On the other hand, I also encountered many who did not have this sense of selflessness. They saw some others as tiresome and inferior; obstacles to their blinkered wellbeing, which in turn lead to favouritism among the like-minded. Much of their time was thus spent pulling rank and lecturing subordinates and rewarding fellow incompentents.

So today I listened to the MP for Edmonton Centre, the Honorable Lieutenant Colonel (ret'd) Laurie Hawn, MP, CD recite the following poem in front of a crowd of thousands.

It is the Soldier,
not the reporter who has given us freedom of press

It is the Soldier,
not the poet who has given us freedom of speech

It is the Soldier,
not the campus organizer who gives us freedom to demonstrate

It is the Soldier who salutes the flag,
who serves beneath the flag,
and whose coffin is draped by the flag,
who allows the protester to burn the flag.

Father Dennis Edward O'Brien, USMC
If I recall, he failed to include that last line, but his point was well made. Lt. Col. Hawn MP CD stood in front of thousands and demonstrated exactly what sort of professional he is. Here, Mr. Hawn got up and lectured us on this most sacred of national days. Demanding as it were, that we (and not all of we, but a certain we) accord his former institution respect. Forgetting that in his current and past job, he serves all Canadians, he had the unmitigated gall to both divide and patronise the people he serves.

Mr. Hawn does not get away with that. Not on this day.

First, he imports a piece of American war-glory to read on a Canadian day. The only other place I've seen this poem is on the barrack room wall of pubescent young privates fresh out of recruit school; it is a teenager's rant. Apparently our own warrior-poets are just not up to par, eh Mr. Hawn?
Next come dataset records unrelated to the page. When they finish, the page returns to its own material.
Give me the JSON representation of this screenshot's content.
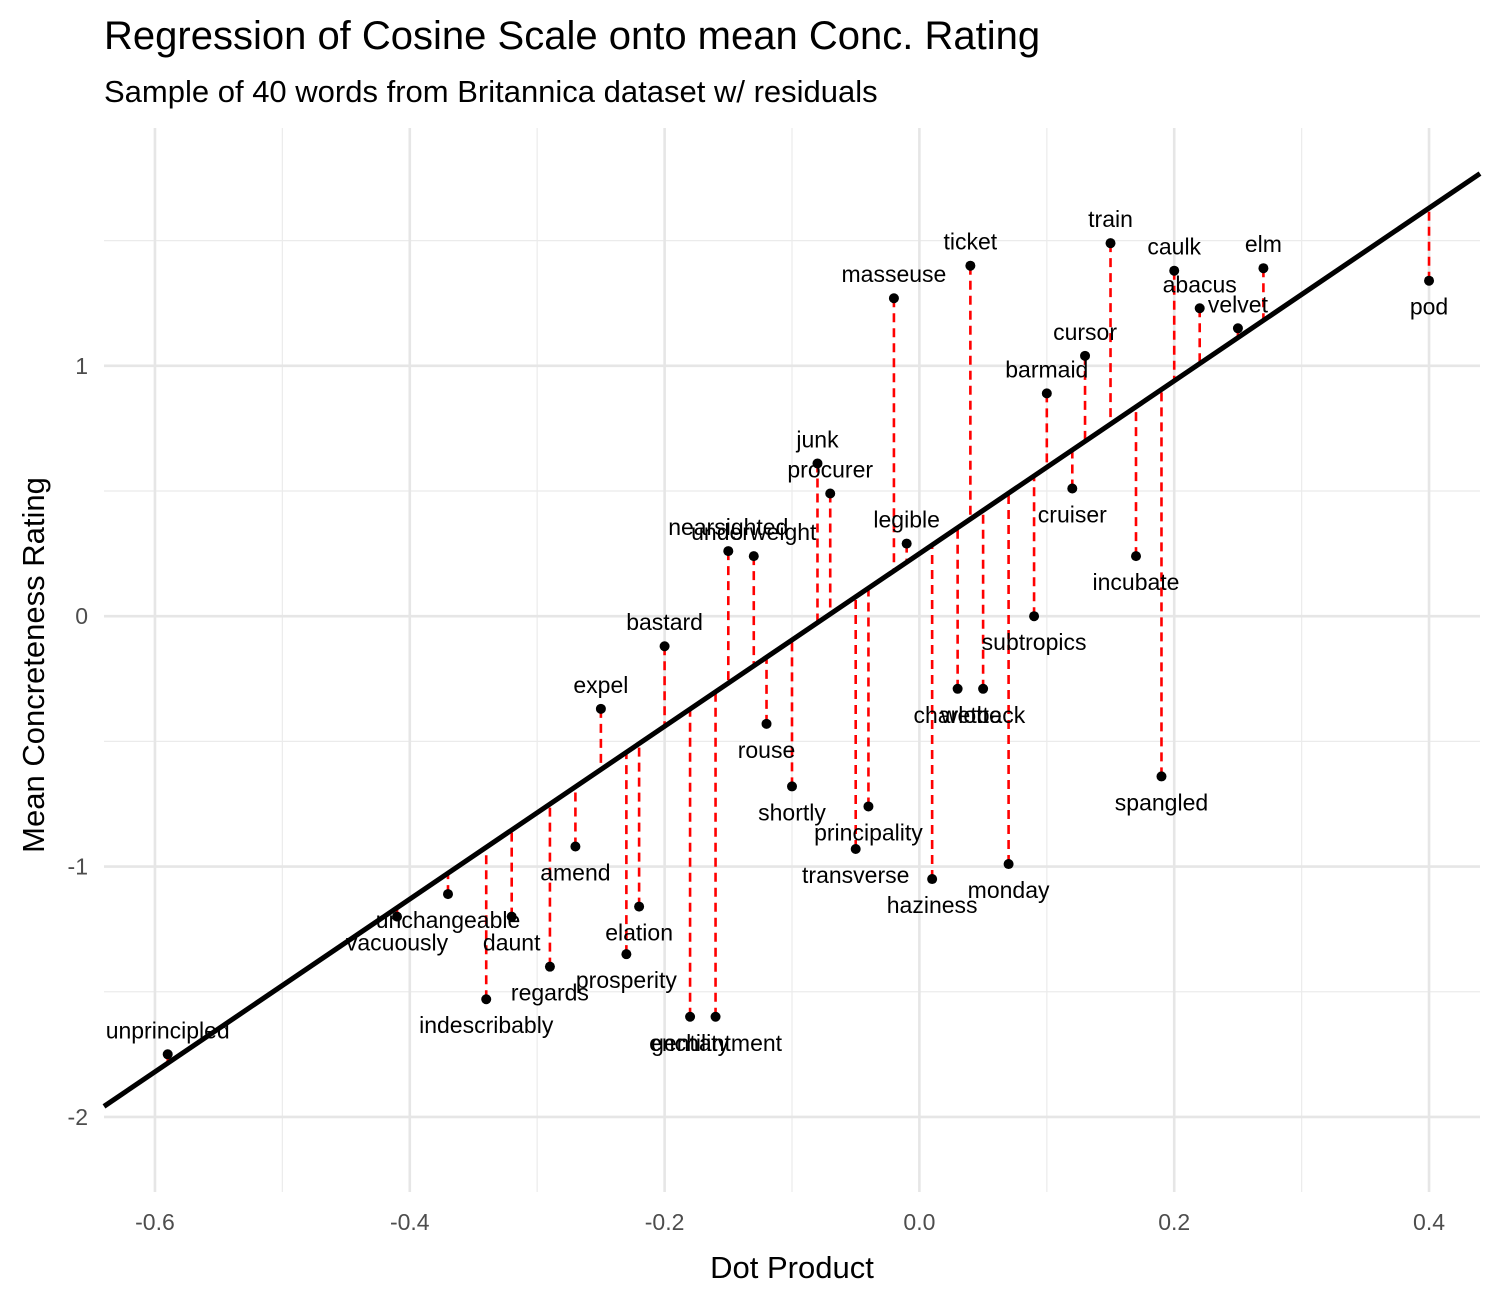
{
  "chart_data": {
    "type": "scatter",
    "title": "Regression of Cosine Scale onto mean Conc. Rating",
    "subtitle": "Sample of 40 words from Britannica dataset w/ residuals",
    "xlabel": "Dot Product",
    "ylabel": "Mean Concreteness Rating",
    "xlim": [
      -0.64,
      0.44
    ],
    "ylim": [
      -2.3,
      1.95
    ],
    "x_ticks": [
      -0.6,
      -0.4,
      -0.2,
      0.0,
      0.2,
      0.4
    ],
    "x_tick_labels": [
      "-0.6",
      "-0.4",
      "-0.2",
      "0.0",
      "0.2",
      "0.4"
    ],
    "y_ticks": [
      -2,
      -1,
      0,
      1
    ],
    "y_tick_labels": [
      "-2",
      "-1",
      "0",
      "1"
    ],
    "grid": true,
    "point_color": "#000000",
    "residual_color": "#ff0000",
    "regression_line": {
      "slope": 3.45,
      "intercept": 0.25,
      "color": "#000000"
    },
    "points": [
      {
        "word": "unprincipled",
        "x": -0.59,
        "y": -1.75
      },
      {
        "word": "vacuously",
        "x": -0.41,
        "y": -1.2
      },
      {
        "word": "unchangeable",
        "x": -0.37,
        "y": -1.11
      },
      {
        "word": "indescribably",
        "x": -0.34,
        "y": -1.53
      },
      {
        "word": "daunt",
        "x": -0.32,
        "y": -1.2
      },
      {
        "word": "regards",
        "x": -0.29,
        "y": -1.4
      },
      {
        "word": "amend",
        "x": -0.27,
        "y": -0.92
      },
      {
        "word": "expel",
        "x": -0.25,
        "y": -0.37
      },
      {
        "word": "prosperity",
        "x": -0.23,
        "y": -1.35
      },
      {
        "word": "elation",
        "x": -0.22,
        "y": -1.16
      },
      {
        "word": "bastard",
        "x": -0.2,
        "y": -0.12
      },
      {
        "word": "gentility",
        "x": -0.18,
        "y": -1.6
      },
      {
        "word": "enchantment",
        "x": -0.16,
        "y": -1.6
      },
      {
        "word": "nearsighted",
        "x": -0.15,
        "y": 0.26
      },
      {
        "word": "underweight",
        "x": -0.13,
        "y": 0.24
      },
      {
        "word": "rouse",
        "x": -0.12,
        "y": -0.43
      },
      {
        "word": "shortly",
        "x": -0.1,
        "y": -0.68
      },
      {
        "word": "junk",
        "x": -0.08,
        "y": 0.61
      },
      {
        "word": "procurer",
        "x": -0.07,
        "y": 0.49
      },
      {
        "word": "transverse",
        "x": -0.05,
        "y": -0.93
      },
      {
        "word": "principality",
        "x": -0.04,
        "y": -0.76
      },
      {
        "word": "masseuse",
        "x": -0.02,
        "y": 1.27
      },
      {
        "word": "legible",
        "x": -0.01,
        "y": 0.29
      },
      {
        "word": "haziness",
        "x": 0.01,
        "y": -1.05
      },
      {
        "word": "charlotte",
        "x": 0.03,
        "y": -0.29
      },
      {
        "word": "ticket",
        "x": 0.04,
        "y": 1.4
      },
      {
        "word": "wetback",
        "x": 0.05,
        "y": -0.29
      },
      {
        "word": "monday",
        "x": 0.07,
        "y": -0.99
      },
      {
        "word": "subtropics",
        "x": 0.09,
        "y": 0.0
      },
      {
        "word": "barmaid",
        "x": 0.1,
        "y": 0.89
      },
      {
        "word": "cruiser",
        "x": 0.12,
        "y": 0.51
      },
      {
        "word": "cursor",
        "x": 0.13,
        "y": 1.04
      },
      {
        "word": "train",
        "x": 0.15,
        "y": 1.49
      },
      {
        "word": "incubate",
        "x": 0.17,
        "y": 0.24
      },
      {
        "word": "spangled",
        "x": 0.19,
        "y": -0.64
      },
      {
        "word": "caulk",
        "x": 0.2,
        "y": 1.38
      },
      {
        "word": "abacus",
        "x": 0.22,
        "y": 1.23
      },
      {
        "word": "velvet",
        "x": 0.25,
        "y": 1.15
      },
      {
        "word": "elm",
        "x": 0.27,
        "y": 1.39
      },
      {
        "word": "pod",
        "x": 0.4,
        "y": 1.34
      }
    ]
  }
}
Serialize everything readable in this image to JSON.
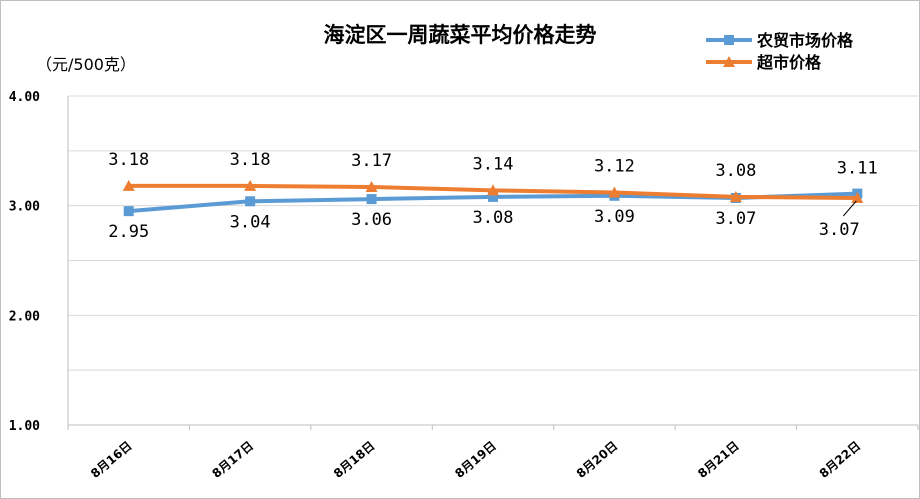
{
  "chart_data": {
    "type": "line",
    "title": "海淀区一周蔬菜平均价格走势",
    "unit_label": "（元/500克）",
    "categories": [
      "8月16日",
      "8月17日",
      "8月18日",
      "8月19日",
      "8月20日",
      "8月21日",
      "8月22日"
    ],
    "y_tick_labels": [
      "1.00",
      "2.00",
      "3.00",
      "4.00"
    ],
    "ylim": [
      1.0,
      4.0
    ],
    "grid": true,
    "legend_position": "top-right",
    "series": [
      {
        "name": "农贸市场价格",
        "color": "#5b9bd5",
        "marker": "square",
        "values": [
          2.95,
          3.04,
          3.06,
          3.08,
          3.09,
          3.07,
          3.11
        ],
        "labels": [
          "2.95",
          "3.04",
          "3.06",
          "3.08",
          "3.09",
          "3.07",
          "3.11"
        ]
      },
      {
        "name": "超市价格",
        "color": "#ed7d31",
        "marker": "triangle",
        "values": [
          3.18,
          3.18,
          3.17,
          3.14,
          3.12,
          3.08,
          3.07
        ],
        "labels": [
          "3.18",
          "3.18",
          "3.17",
          "3.14",
          "3.12",
          "3.08",
          "3.07"
        ]
      }
    ]
  }
}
Second, his American ditty has strong politically partisan undertones. In its blatant denunciation of people exercising their democratic freedom it more a sophistication of this vulgar illustration, than any memorial to the needless sacrifice of millions. Thirty years in the air force you spent Mr. Hawn, and all you can do preach and lecture partisan politics from the sacred pulpit in ghastly ignorance of the nearly 70 000 000 people dead in Canadian wars, and countless more in others, since the Armistice was signed.

Third, the subtext of the poem implies authoritarian military rule. If soldiers "give" freedoms, then they can take them away. Is that right Mr. Hawn? Are you one of those monstrous creatures that think everything would be better if the armed forces were in charge?

Fourth, Mr. Hawn forgets, that in every war we remember, those campus protesters, flag burners, civil leaders, and journalists stepped up and sacrificed. They went in the First War, they went to fight fascism in Spain (whose side would you have been on there Mr. Hawn?), they fought Nazism and Imperialism in World War Two. They would do so again, should the need arise. These wars, as this day is so often cited for, taught us to recognise the signs and symptoms that lead to mass horror. This is why, now, we on the left protest on campuses, burn flags, and write truth about the things our leaders do. We are the ones who issue the so often ignored calls to action. We are the ones who observe and warn about the folly of hobby wars that you conservatives seem to be so fond of lately. We are also the ones who end up facing gas-chambers and firing squads when people fond of uniforms and weapons gain political power. And you dare admonish us?

That you attack us today, suggests that three decades of your own service, tens of millions of dead of which I am sure you aware, taught you absolutely nothing. Go to hell, Mr. Hawn, and take your divisive gutter politics with you.